If there is one thing we will be seeing a lot more of this year, it is the Web widget. You may already be familiar with desktop widgets from Apple, Yahoo, Google, and Microsoft (which calls them Gadgets). These are the tiny applications that bring in all sorts of data from the Web to your desktop (like weather, headlines, Flickr photos) without you having to open up your browser. But these tend to just clutter up your desktop until you shut them down and go back to your browser, which is open all the time anyway.

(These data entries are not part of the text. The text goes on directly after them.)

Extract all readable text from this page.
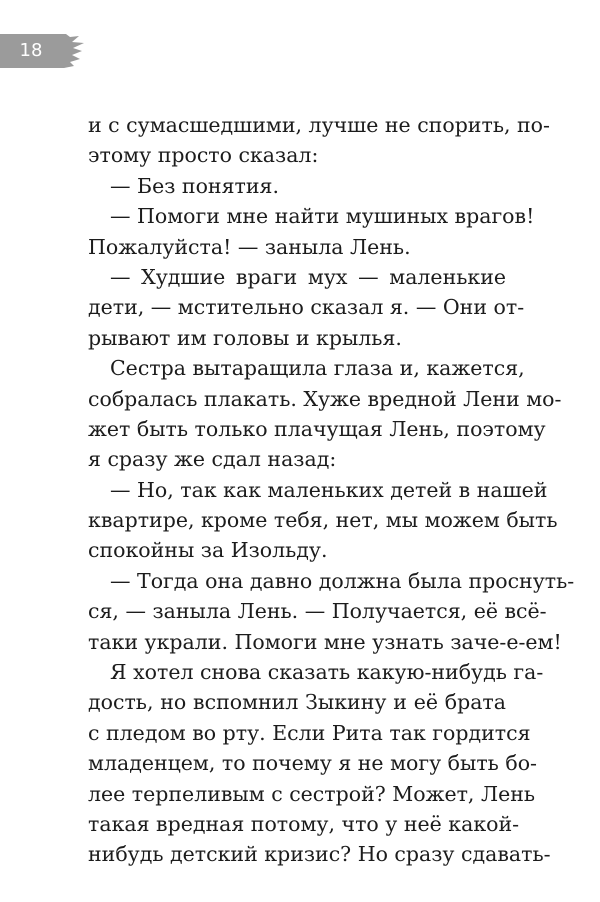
18
и с сумасшедшими, лучше не спорить, по-
этому просто сказал:
— Без понятия.
— Помоги мне найти мушиных врагов!
Пожалуйста! — заныла Лень.
— Худшие враги мух — маленькие
дети, — мстительно сказал я. — Они от-
рывают им головы и крылья.
Сестра вытаращила глаза и, кажется,
собралась плакать. Хуже вредной Лени мо-
жет быть только плачущая Лень, поэтому
я сразу же сдал назад:
— Но, так как маленьких детей в нашей
квартире, кроме тебя, нет, мы можем быть
спокойны за Изольду.
— Тогда она давно должна была проснуть-
ся, — заныла Лень. — Получается, её всё-
таки украли. Помоги мне узнать заче-е-ем!
Я хотел снова сказать какую-нибудь га-
дость, но вспомнил Зыкину и её брата
с пледом во рту. Если Рита так гордится
младенцем, то почему я не могу быть бо-
лее терпеливым с сестрой? Может, Лень
такая вредная потому, что у неё какой-
нибудь детский кризис? Но сразу сдавать-
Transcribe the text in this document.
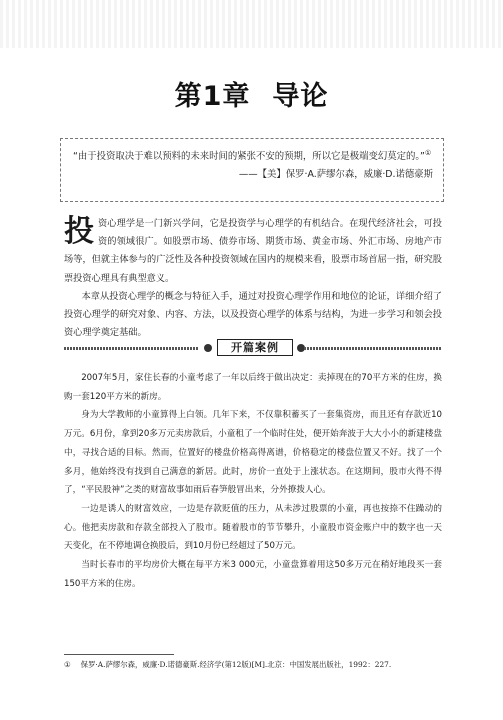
第1章 导论
“由于投资取决于难以预料的未来时间的紧张不安的预期，所以它是极端变幻莫定的。”①
——【美】保罗·A.萨缪尔森，威廉·D.诺德豪斯

投资心理学是一门新兴学问，它是投资学与心理学的有机结合。在现代经济社会，可投资的领域很广。如股票市场、债券市场、期货市场、黄金市场、外汇市场、房地产市场等，但就主体参与的广泛性及各种投资领域在国内的规模来看，股票市场首屈一指，研究股票投资心理具有典型意义。

本章从投资心理学的概念与特征入手，通过对投资心理学作用和地位的论证，详细介绍了投资心理学的研究对象、内容、方法，以及投资心理学的体系与结构，为进一步学习和领会投资心理学奠定基础。

开篇案例

2007年5月，家住长春的小童考虑了一年以后终于做出决定：卖掉现在的70平方米的住房，换购一套120平方米的新房。

身为大学教师的小童算得上白领。几年下来，不仅靠积蓄买了一套集资房，而且还有存款近10万元。6月份，拿到20多万元卖房款后，小童租了一个临时住处，便开始奔波于大大小小的新建楼盘中，寻找合适的目标。然而，位置好的楼盘价格高得离谱，价格稳定的楼盘位置又不好。找了一个多月，他始终没有找到自己满意的新居。此时，房价一直处于上涨状态。在这期间，股市火得不得了，“平民股神”之类的财富故事如雨后春笋般冒出来，分外撩拨人心。

一边是诱人的财富效应，一边是存款贬值的压力，从未涉过股票的小童，再也按捺不住躁动的心。他把卖房款和存款全部投入了股市。随着股市的节节攀升，小童股市资金账户中的数字也一天天变化，在不停地调仓换股后，到10月份已经超过了50万元。

当时长春市的平均房价大概在每平方米3 000元，小童盘算着用这50多万元在稍好地段买一套150平方米的住房。

① 保罗·A.萨缪尔森，威廉·D.诺德豪斯.经济学(第12版)[M].北京：中国发展出版社，1992：227.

The more important kind of widgets are those that let you take data from one Website and embed them into another. Sometimes these are called Web badges or snippets, but they let you remix the Web to your liking by adding, say, a customized search box to your blog, a YouTube video to your MySpace page, or create a whole page of widgets on NetVibes by pulling in your Gmail, favorite RSS feeds, and photos from around the Web. If you use TypePad, there is a whole gallery of widgets you can add to your blog, including your linkroll or a one-click video chatting button.
The reason Web widgets are important is because they are the most concrete manifestation of something else that is happening. The Web is splintering. Centralized portals don't matter anymore in an era when Google and Digg will filter the ever-changing Web for you much more efficiently. Or you can filter it yourself with a few well-chosen widgets, and bring it to your own particular corner of the Web.

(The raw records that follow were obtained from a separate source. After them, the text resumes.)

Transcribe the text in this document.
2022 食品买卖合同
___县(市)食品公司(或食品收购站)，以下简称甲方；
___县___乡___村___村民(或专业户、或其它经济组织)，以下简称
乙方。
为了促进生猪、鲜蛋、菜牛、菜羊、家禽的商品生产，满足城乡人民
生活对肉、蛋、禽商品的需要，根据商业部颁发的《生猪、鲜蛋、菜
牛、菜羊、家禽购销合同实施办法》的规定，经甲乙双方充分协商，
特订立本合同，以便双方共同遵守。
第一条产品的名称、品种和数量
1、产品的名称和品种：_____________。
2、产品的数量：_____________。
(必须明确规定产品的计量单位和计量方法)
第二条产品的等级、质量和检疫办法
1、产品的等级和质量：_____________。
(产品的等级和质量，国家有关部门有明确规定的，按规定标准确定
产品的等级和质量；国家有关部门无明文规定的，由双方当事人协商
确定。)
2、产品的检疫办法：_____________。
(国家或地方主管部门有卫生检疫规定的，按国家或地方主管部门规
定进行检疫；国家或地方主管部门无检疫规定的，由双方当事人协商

Some are already calling 2007 the -year of the widget. But ever since Websites started opening up their innards a few years ago and giving away their data through open APIs any programmer could access, the widgetization of the Web was already on its way. Now, nearly anyone can grab a widget and slap it onto their blog, NetVibes or MySpace page.

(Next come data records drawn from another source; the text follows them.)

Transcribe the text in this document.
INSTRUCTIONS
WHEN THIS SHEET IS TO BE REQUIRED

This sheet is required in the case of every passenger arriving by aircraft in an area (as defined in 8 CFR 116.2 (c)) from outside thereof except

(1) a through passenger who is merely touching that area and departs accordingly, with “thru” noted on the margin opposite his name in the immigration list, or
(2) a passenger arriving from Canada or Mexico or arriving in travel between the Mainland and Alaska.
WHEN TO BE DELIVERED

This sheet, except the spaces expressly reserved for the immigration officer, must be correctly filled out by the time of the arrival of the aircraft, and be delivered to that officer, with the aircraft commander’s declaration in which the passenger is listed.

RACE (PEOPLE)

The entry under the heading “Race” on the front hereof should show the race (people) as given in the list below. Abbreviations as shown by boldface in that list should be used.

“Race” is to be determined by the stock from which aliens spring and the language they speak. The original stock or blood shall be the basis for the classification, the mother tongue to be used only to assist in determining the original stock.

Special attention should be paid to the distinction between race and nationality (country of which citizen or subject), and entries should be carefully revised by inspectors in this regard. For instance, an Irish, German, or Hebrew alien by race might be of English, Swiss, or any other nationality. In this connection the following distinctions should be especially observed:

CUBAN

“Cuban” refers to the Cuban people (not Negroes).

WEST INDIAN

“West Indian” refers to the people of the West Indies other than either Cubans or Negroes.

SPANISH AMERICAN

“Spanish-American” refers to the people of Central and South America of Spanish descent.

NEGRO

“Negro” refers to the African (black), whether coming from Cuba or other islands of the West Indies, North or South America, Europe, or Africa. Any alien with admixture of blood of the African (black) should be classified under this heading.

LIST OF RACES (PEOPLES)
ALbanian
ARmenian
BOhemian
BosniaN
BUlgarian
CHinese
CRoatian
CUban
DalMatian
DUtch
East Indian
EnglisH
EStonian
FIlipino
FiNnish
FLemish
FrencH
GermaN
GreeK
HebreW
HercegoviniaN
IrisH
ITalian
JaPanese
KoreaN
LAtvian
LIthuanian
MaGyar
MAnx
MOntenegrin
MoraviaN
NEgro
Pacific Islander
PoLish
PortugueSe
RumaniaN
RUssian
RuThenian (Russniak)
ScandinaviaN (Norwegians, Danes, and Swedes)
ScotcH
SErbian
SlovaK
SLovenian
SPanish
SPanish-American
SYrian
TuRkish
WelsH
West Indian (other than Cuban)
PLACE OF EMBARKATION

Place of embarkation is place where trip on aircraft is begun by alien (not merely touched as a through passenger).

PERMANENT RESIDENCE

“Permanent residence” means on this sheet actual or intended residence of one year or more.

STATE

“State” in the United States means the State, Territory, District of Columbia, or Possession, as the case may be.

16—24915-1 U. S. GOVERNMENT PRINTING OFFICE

But as more mainstream Web surfers catch on to the widget craze, what will that do to the economics of the Web? What does that do to pageviews if Websites no longer control the pages where their content is viewed? As VC Fred Wilson puts it:
The big reason that 2007 will mark the end of page views is that pages are not really pages anymore. They are the delivery payload for any number of web services that load with the page.
With widgets will come ad buttons and sponsored marketing messages gussied up as content. In an attempt to break through the clutter, advertisers will be creating even more of it. Widget startups will spring up that not only disseminate information to an atomized Web, but use their widgets to gather information as well in order to recentralize and repackage it. While the center may not hold, new centers will arise from the ashes of the old.